Unhealthy, masochistic, Smithy maintained, why not come away with her and the children instead? They had rented a farmhouse in the Trossachs with plenty of room, and Ewan wouldn’t be able to come until halfway through.
I had in mind that you’d come along, she said. Think windswept walks in the hills, back to blazing log fires, delicious food washed down with the blushful Hippocrene, and then being beaten at Scrabble. Oh, I know you wouldn’t manage a whole week of vegetarianism, so we’ll allow you to bring along your own frying pan and pig chops.
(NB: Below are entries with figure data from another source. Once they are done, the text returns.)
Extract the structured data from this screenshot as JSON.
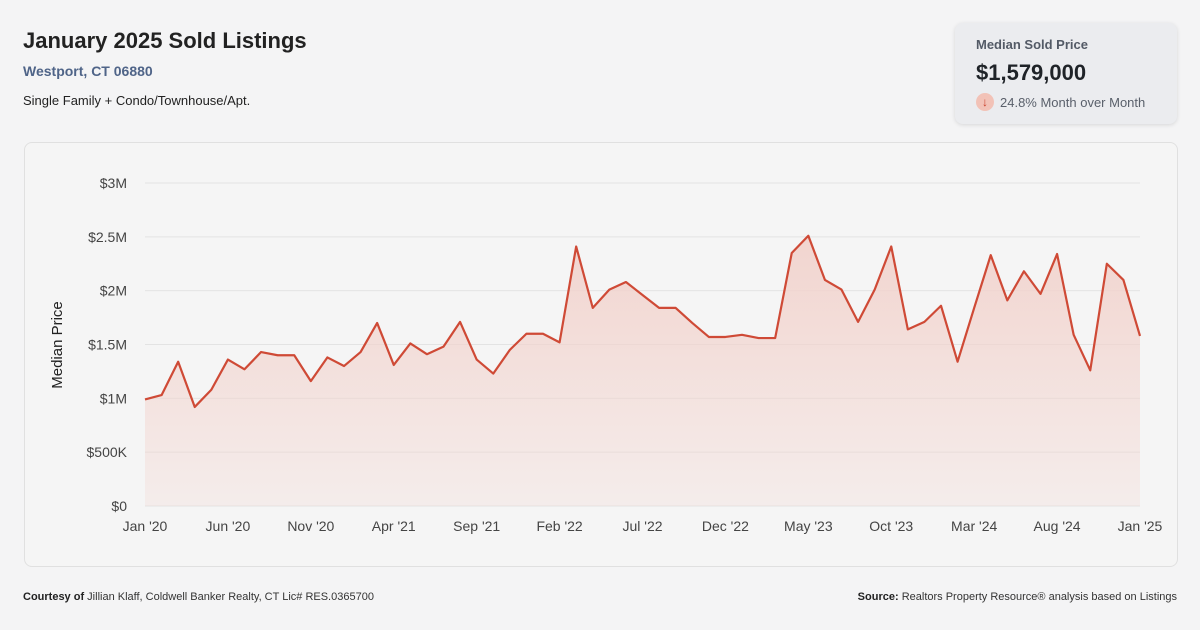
{
  "header": {
    "title": "January 2025 Sold Listings",
    "location": "Westport, CT 06880",
    "subtitle": "Single Family + Condo/Townhouse/Apt."
  },
  "kpi": {
    "label": "Median Sold Price",
    "value": "$1,579,000",
    "change": "24.8% Month over Month",
    "direction": "down",
    "icon": "arrow-down-icon",
    "accent": "#c9412b"
  },
  "footer": {
    "courtesy_label": "Courtesy of",
    "courtesy_text": " Jillian Klaff, Coldwell Banker Realty, CT Lic# RES.0365700",
    "source_label": "Source:",
    "source_text": " Realtors Property Resource® analysis based on Listings"
  },
  "chart_data": {
    "type": "area",
    "title": "",
    "xlabel": "",
    "ylabel": "Median Price",
    "ylim": [
      0,
      3000000
    ],
    "yticks": [
      0,
      500000,
      1000000,
      1500000,
      2000000,
      2500000,
      3000000
    ],
    "ytick_labels": [
      "$0",
      "$500K",
      "$1M",
      "$1.5M",
      "$2M",
      "$2.5M",
      "$3M"
    ],
    "x_range": [
      "Jan 2020",
      "Jan 2025"
    ],
    "xtick_labels": [
      "Jan '20",
      "Jun '20",
      "Nov '20",
      "Apr '21",
      "Sep '21",
      "Feb '22",
      "Jul '22",
      "Dec '22",
      "May '23",
      "Oct '23",
      "Mar '24",
      "Aug '24",
      "Jan '25"
    ],
    "grid": true,
    "line_color": "#cf4a36",
    "fill_color": "#f2d3cd",
    "series": [
      {
        "values": [
          990000,
          1030000,
          1340000,
          920000,
          1080000,
          1360000,
          1270000,
          1430000,
          1400000,
          1400000,
          1160000,
          1380000,
          1300000,
          1430000,
          1700000,
          1310000,
          1510000,
          1410000,
          1480000,
          1710000,
          1360000,
          1230000,
          1450000,
          1600000,
          1600000,
          1520000,
          2410000,
          1840000,
          2010000,
          2080000,
          1960000,
          1840000,
          1840000,
          1700000,
          1570000,
          1570000,
          1590000,
          1560000,
          1560000,
          2350000,
          2510000,
          2100000,
          2010000,
          1710000,
          2010000,
          2410000,
          1640000,
          1710000,
          1860000,
          1340000,
          1840000,
          2330000,
          1910000,
          2180000,
          1970000,
          2340000,
          1590000,
          1260000,
          2250000,
          2100000,
          1579000
        ]
      }
    ]
  }
}
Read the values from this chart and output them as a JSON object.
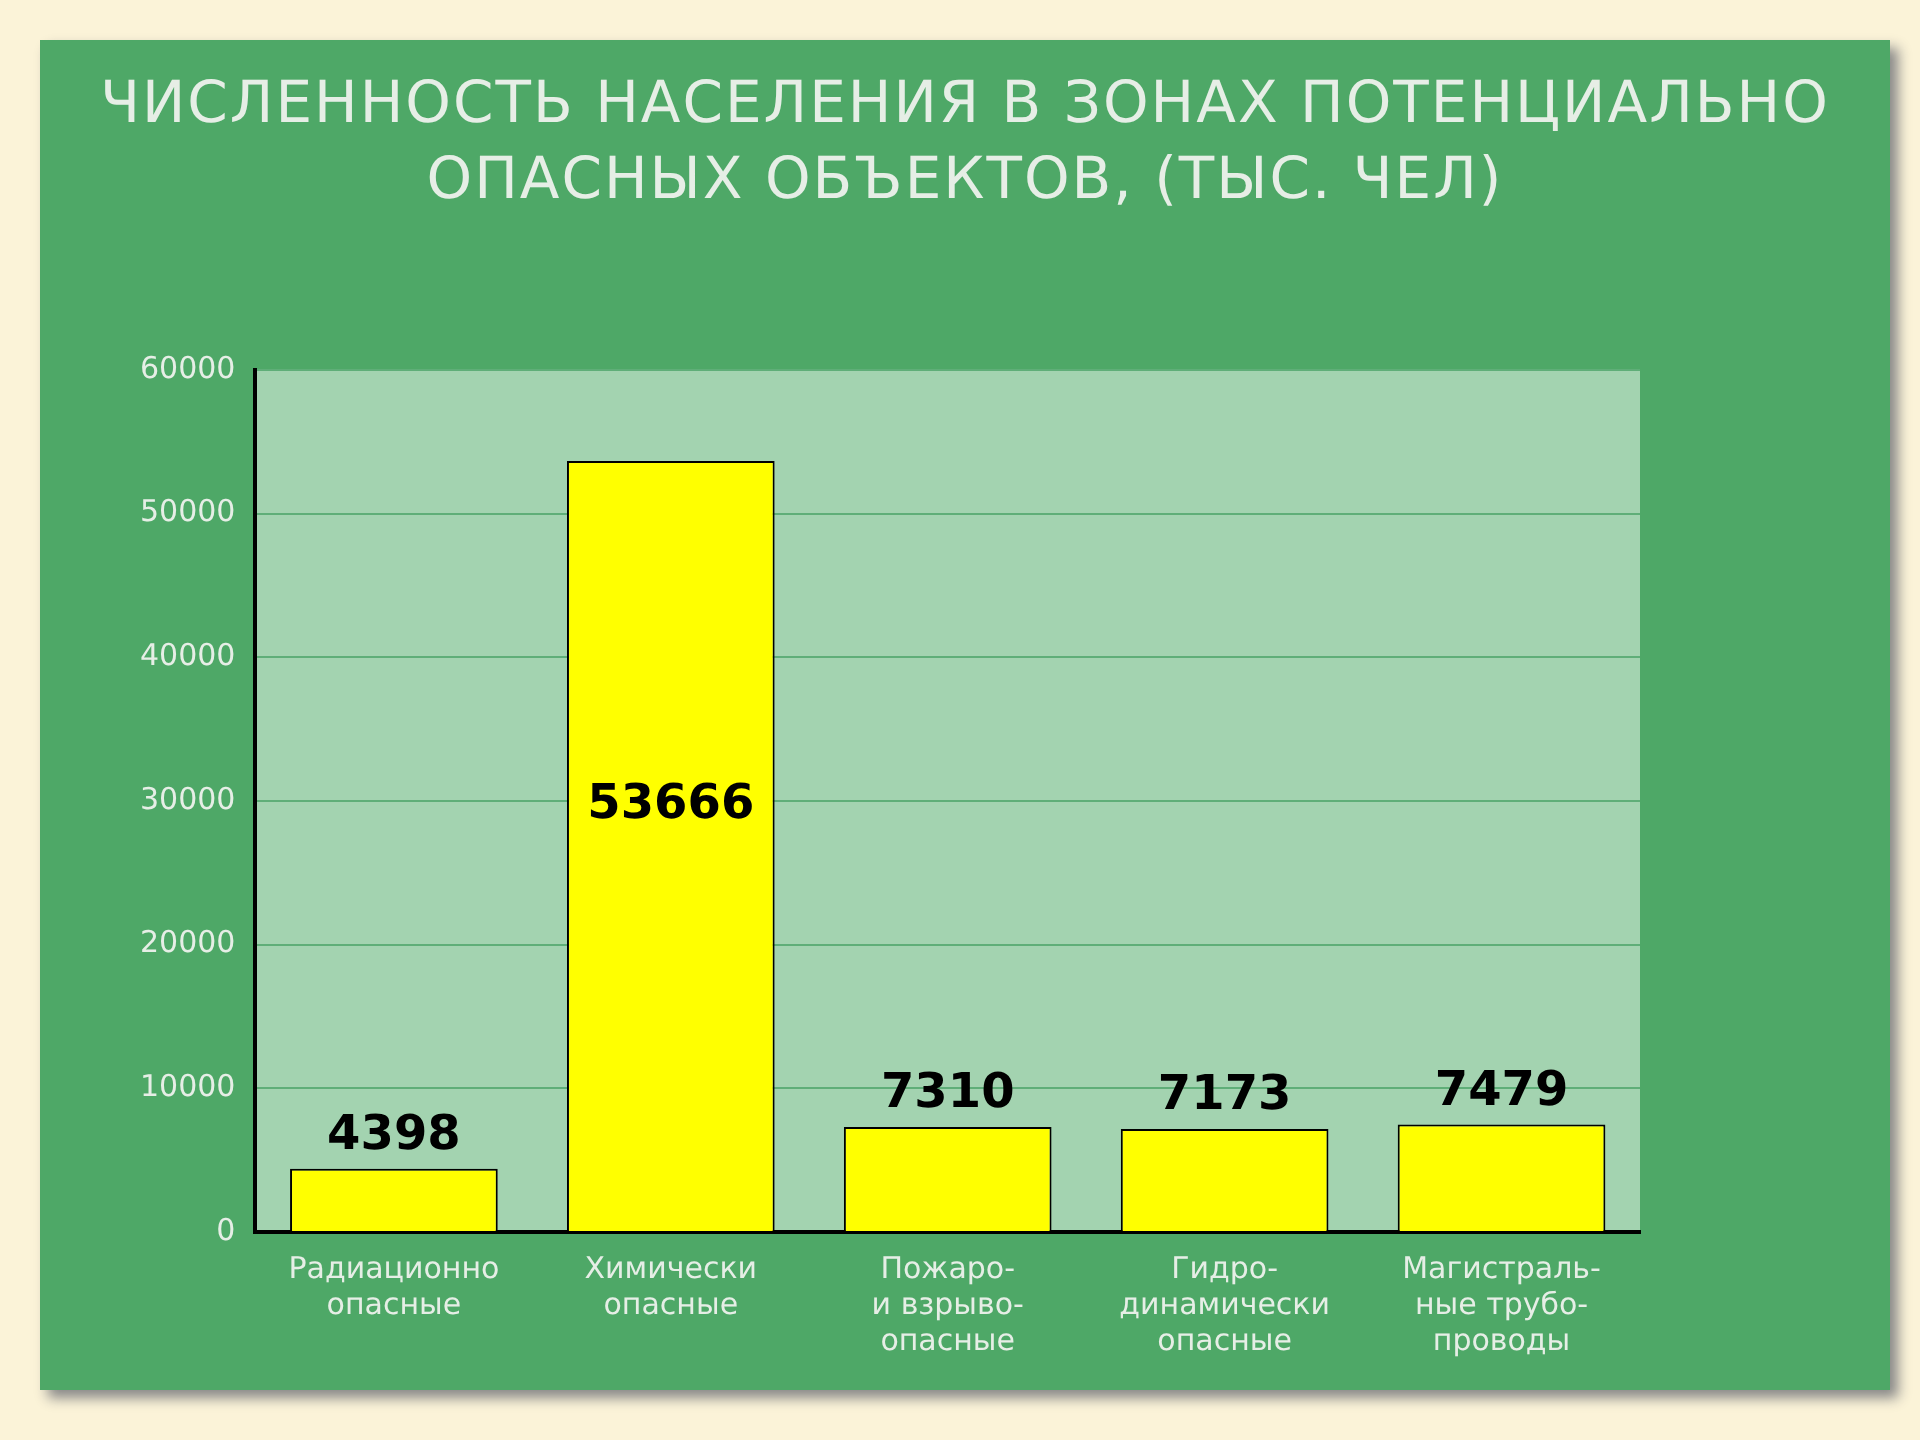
{
  "chart_data": {
    "type": "bar",
    "title": "ЧИСЛЕННОСТЬ НАСЕЛЕНИЯ В ЗОНАХ ПОТЕНЦИАЛЬНО ОПАСНЫХ ОБЪЕКТОВ, (ТЫС. ЧЕЛ)",
    "categories": [
      "Радиационно\nопасные",
      "Химически\nопасные",
      "Пожаро-\nи взрыво-\nопасные",
      "Гидро-\nдинамически\nопасные",
      "Магистраль-\nные трубо-\nпроводы"
    ],
    "values": [
      4398,
      53666,
      7310,
      7173,
      7479
    ],
    "color": "#ffff00",
    "ylim": [
      0,
      60000
    ],
    "yticks": [
      0,
      10000,
      20000,
      30000,
      40000,
      50000,
      60000
    ],
    "grid": "y",
    "legend": false,
    "data_labels": true
  }
}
Mercia was grateful for the offer, but declined. It was just that she believed the Solway, a place where she and Craig had so often been together, would help her to get used to being alone. That was where she should learn how to shape a new life. Nothing better than confronting things squarely, so she must return to that time, traverse the same places where she had imagined things to turn out so differently, test the solidity of the same stretch of wet sand. Confronted with the same thorny gorse crowding the pathways, she will turn the past into something she does not crave. Only there can memory be neutralized. Yes, the cliché of time healing the wound may be true, but she would accelerate the process, add to the medicine its old mate, space.